Depois de Obsessão (Obsession), Passageiro do Mal (Passenger) e Backrooms: Um Não-Lugar (Backrooms), 2026 segue pesado para o terror. O ano já juntou horror psicológico, estrada amaldiçoada e creepypasta de internet. Agora vêm os títulos maiores, e quase todos devem passar primeiro pelos cinemas no Brasil.
E o resto do ano? Tem franquia, tem reboot e tem filme de diretor que gosta de fazer o público suar frio sem depender de susto barato.
Os três filmes que já empurraram 2026
Obsessão entrou como surpresa de festival e ganhou espaço por um caminho que o terror recente conhece bem: desconforto, silêncio e clima ruim no ar. É o tipo de filme mais próximo de Hereditário e O Babadook do que de um slasher tradicional.
Passageiro do Mal, de André Øvredal, vai por outro lado. É terror sobrenatural de estrada, aquele em que a ameaça parece viajar junto. Quem gosta de tensão atmosférica e investigação do macabro já sabe o tipo de mão que o diretor costuma ter.
Backrooms: Um Não-Lugar foi o caso mais barulhento aqui no Brasil. Na abertura, vendeu 412 mil ingressos e fez R$ 9,5 milhões, ficando perto de Pânico 7, que abriu com 466,3 mil ingressos e R$ 10,6 milhões. Não é pouca coisa para um horror nascido de creepypasta.
No mercado brasileiro, esse detalhe pesa. Terror de internet costuma viralizar antes de vender ingresso. Backrooms conseguiu fazer os dois.
Agora entram as franquias pesadas
O calendário que ainda vem por aí mistura marcas gigantes e apostas bem diferentes entre si. Não é “terror” como pacote único. Tem survival horror, slasher, sobrenatural, ficção científica e gótico de época.

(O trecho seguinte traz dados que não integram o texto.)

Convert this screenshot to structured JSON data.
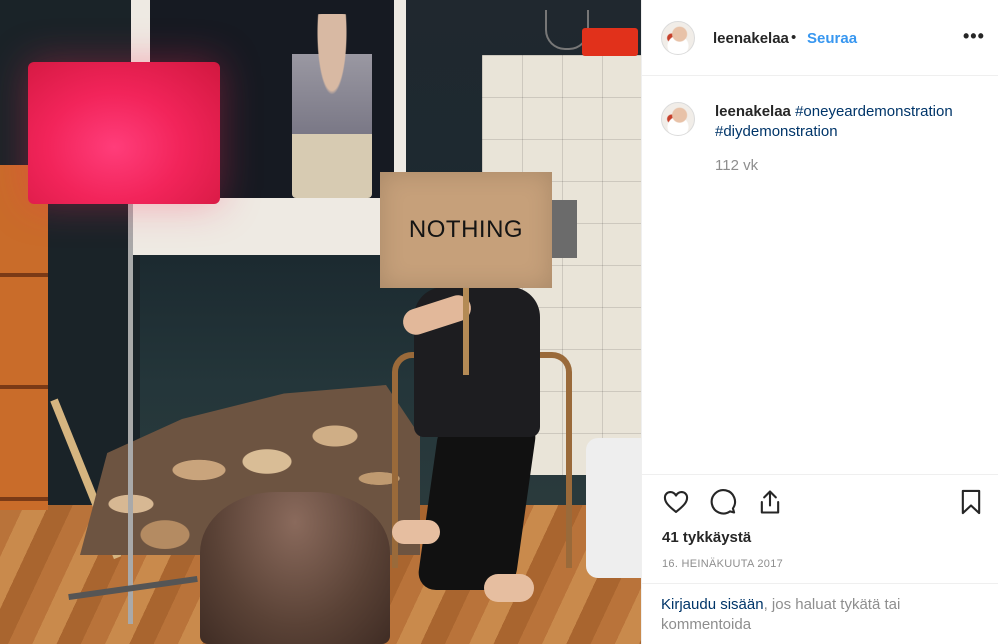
{
  "post": {
    "sign_text": "NOTHING"
  },
  "header": {
    "username": "leenakelaa",
    "dot": "•",
    "follow_label": "Seuraa",
    "more_label": "•••"
  },
  "caption": {
    "username": "leenakelaa",
    "hashtags": [
      "#oneyeardemonstration",
      "#diydemonstration"
    ],
    "age": "112 vk"
  },
  "actions": {
    "like_icon": "heart-icon",
    "comment_icon": "comment-icon",
    "share_icon": "share-icon",
    "save_icon": "bookmark-icon"
  },
  "stats": {
    "likes": "41 tykkäystä",
    "date": "16. HEINÄKUUTA 2017"
  },
  "login_prompt": {
    "link": "Kirjaudu sisään",
    "rest": ", jos haluat tykätä tai kommentoida"
  },
  "colors": {
    "link_blue": "#3897f0",
    "hashtag_navy": "#003569",
    "muted_gray": "#8e8e8e"
  }
}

Resident Evil talvez seja o título mais curioso dessa leva. Zach Cregger assume a direção, com Austin Abrams no elenco, e a conversa em torno do reboot é simples: menos tiroteio, mais sobrevivência. Se funcionar, vai ficar mais perto do jogo Resident Evil 2 do que da fase mais explosiva do cinema.
Pânico 7 (Scream 7) entra em outra raia. É slasher de evento, com marca forte e apelo imediato. No Brasil, já virou referência de abertura para comparar qualquer terror comercial de 2026.
M3GAN 2.0, O Telefone Preto 2 (The Black Phone 2) e Five Nights at Freddy’s 2 falam com públicos diferentes, mas brigam pelo mesmo espaço. Um vem do horror pop viral, outro do sobrenatural mainstream e o terceiro do fandom gamer jovem. Multiplex lotado, agenda curta.
O lado autoral não saiu da sala escura
Se as franquias puxam bilheteria, o terror de autor continua mandando em discussão crítica. Werwulf, novo filme de Robert Eggers, é o melhor exemplo. Depois de A Bruxa, O Farol e Nosferatu, ele virou sinônimo de horror de época com textura, linguagem e paciência.
Filme de lobisomem com Eggers não pede pressa. Pede atmosfera. E isso já separa Werwulf de metade das estreias do ano.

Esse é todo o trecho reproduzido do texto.